The study is not without shortcomings. Biologist Matthew Carrigan of the College of Central Florida, points out study authors did not directly consider how many fruits the chimpanzees really ate, just how much time they spent eating different types. Primatologist Karline Janmaat of the University of Amsterdam, the Netherlands, also points out it remains uncertain whether the fruits dropped or left behind by the chimpanzees may be higher or lower in alcohol than the ones they ate.

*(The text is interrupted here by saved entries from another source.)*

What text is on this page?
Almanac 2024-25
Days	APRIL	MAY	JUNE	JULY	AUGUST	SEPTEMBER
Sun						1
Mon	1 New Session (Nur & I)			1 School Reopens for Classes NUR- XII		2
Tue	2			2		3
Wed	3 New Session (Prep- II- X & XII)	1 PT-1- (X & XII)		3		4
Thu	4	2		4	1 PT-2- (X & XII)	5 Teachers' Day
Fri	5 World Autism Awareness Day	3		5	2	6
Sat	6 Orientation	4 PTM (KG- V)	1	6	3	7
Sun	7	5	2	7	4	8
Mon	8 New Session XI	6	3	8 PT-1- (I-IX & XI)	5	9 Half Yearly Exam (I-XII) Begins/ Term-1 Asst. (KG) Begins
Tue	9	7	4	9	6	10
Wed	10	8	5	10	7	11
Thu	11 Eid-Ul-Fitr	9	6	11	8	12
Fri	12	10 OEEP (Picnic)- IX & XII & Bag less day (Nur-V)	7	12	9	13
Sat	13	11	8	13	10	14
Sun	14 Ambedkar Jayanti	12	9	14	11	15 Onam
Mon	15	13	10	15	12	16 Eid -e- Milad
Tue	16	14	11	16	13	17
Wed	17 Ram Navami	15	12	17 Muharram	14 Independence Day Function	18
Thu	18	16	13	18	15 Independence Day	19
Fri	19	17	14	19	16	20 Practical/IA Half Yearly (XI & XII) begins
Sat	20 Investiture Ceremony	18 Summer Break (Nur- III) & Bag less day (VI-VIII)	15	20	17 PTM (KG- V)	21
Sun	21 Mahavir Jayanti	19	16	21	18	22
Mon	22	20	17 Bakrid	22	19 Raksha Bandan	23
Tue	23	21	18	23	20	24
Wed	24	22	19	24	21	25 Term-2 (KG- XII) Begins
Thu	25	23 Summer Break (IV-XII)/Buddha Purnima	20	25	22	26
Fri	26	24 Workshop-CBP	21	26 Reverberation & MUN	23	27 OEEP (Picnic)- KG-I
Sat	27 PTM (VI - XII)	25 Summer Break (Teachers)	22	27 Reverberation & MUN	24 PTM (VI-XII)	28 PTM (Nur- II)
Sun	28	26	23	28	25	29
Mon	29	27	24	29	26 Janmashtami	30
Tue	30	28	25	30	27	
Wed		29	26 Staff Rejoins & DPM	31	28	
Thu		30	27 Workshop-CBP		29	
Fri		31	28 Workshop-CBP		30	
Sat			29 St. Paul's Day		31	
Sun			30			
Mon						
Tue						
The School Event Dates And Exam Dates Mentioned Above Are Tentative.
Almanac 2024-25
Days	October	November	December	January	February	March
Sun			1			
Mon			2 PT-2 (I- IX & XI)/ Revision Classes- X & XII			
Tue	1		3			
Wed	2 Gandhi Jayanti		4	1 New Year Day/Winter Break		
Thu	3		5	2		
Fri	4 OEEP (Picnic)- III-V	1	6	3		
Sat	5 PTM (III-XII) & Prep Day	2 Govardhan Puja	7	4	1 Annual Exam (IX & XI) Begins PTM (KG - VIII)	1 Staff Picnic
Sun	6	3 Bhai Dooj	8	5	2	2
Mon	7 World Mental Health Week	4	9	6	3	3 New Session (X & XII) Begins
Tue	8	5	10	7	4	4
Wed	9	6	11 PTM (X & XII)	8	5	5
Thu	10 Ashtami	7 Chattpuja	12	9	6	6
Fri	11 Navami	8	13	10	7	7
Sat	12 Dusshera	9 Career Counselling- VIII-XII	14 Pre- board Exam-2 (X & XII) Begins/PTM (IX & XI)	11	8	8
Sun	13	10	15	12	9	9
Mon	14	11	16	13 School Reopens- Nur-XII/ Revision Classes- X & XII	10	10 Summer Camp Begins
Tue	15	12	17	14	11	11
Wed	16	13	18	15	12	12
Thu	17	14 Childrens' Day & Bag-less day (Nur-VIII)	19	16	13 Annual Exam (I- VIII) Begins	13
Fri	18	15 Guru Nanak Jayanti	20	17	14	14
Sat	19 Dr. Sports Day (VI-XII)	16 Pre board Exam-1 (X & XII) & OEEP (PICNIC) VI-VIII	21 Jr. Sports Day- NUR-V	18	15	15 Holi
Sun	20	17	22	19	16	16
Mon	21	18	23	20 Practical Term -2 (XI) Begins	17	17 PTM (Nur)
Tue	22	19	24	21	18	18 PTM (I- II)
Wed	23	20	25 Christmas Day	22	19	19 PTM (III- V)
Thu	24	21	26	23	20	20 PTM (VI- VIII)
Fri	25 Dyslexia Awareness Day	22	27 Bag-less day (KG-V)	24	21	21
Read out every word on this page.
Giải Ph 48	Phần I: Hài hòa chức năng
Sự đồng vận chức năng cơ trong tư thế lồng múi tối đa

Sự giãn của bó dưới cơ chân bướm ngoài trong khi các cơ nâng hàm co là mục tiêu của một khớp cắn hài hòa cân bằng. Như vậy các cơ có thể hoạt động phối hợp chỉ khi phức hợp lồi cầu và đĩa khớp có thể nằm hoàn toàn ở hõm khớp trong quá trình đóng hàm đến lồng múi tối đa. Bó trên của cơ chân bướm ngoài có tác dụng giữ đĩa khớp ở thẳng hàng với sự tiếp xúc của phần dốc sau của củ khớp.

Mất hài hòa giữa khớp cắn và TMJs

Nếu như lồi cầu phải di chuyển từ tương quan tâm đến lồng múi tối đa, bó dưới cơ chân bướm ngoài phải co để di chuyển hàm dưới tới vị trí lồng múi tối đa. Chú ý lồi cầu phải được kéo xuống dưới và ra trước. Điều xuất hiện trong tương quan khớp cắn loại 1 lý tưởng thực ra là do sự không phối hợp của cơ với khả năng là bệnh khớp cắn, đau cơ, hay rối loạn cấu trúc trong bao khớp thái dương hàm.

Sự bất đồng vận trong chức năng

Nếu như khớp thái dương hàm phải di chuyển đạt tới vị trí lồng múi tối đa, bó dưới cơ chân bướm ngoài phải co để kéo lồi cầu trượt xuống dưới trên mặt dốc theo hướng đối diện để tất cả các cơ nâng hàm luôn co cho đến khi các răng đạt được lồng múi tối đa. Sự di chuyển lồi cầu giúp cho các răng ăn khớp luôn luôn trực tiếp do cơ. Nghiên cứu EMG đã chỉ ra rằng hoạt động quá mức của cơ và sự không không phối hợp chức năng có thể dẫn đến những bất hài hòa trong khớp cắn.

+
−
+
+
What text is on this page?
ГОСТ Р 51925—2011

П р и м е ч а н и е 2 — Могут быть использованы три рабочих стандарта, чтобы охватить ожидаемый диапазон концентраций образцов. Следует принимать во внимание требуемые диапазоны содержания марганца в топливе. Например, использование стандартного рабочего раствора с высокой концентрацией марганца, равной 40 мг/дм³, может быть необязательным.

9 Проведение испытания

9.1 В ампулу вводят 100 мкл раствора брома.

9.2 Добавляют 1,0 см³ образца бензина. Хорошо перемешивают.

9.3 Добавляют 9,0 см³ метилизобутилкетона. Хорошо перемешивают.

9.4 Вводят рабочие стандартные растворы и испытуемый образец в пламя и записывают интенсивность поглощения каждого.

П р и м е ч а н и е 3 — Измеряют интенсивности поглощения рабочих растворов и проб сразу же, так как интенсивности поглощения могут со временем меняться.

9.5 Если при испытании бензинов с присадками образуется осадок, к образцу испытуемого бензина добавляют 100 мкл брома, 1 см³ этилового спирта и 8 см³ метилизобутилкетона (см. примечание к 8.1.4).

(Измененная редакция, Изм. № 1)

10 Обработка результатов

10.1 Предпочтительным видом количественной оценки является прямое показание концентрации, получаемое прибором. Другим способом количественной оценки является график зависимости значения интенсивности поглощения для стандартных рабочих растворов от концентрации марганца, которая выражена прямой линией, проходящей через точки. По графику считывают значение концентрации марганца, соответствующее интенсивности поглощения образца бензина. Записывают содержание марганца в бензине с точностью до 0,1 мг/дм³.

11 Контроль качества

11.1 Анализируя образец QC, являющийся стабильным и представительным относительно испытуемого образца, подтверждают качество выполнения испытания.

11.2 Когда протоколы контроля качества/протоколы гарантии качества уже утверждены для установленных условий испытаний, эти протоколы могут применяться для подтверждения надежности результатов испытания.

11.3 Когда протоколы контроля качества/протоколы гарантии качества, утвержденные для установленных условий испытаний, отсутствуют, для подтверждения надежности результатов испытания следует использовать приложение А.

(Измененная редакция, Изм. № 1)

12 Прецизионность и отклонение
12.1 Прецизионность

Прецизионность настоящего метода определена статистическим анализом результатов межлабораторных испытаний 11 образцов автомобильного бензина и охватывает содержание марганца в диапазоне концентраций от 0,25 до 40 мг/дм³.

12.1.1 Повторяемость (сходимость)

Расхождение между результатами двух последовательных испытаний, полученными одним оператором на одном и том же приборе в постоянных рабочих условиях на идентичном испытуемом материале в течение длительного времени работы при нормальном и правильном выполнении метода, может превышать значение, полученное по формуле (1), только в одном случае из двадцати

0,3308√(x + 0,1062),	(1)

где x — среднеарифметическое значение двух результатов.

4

Maro acknowledges that it would be good to measure more directly how much alcohol chimpanzees have actually consumed, something that might be done with urine samples he has recently collected. That could cast more light on the possible role of alcohol in the aftermath of some large gatherings of chimpanzees observed in trees with abundant ripe figs in Kibale National Park.

Even if the study's estimates are accurate, Janmaat cautions that chimpanzees probably don't, and shouldn't, get drunk in the wild. "That's very dangerous when you need to climb high up in a tree to build a nest to sleep at night."

Still, if given unlimited access to alcohol, chimpanzees may not know when to quit. In the 1960s, an experiment that would not be permitted today showed that when chimpanzees could drink as much alcohol as they wanted, some didn't touch it, while others drank until visibly drunk.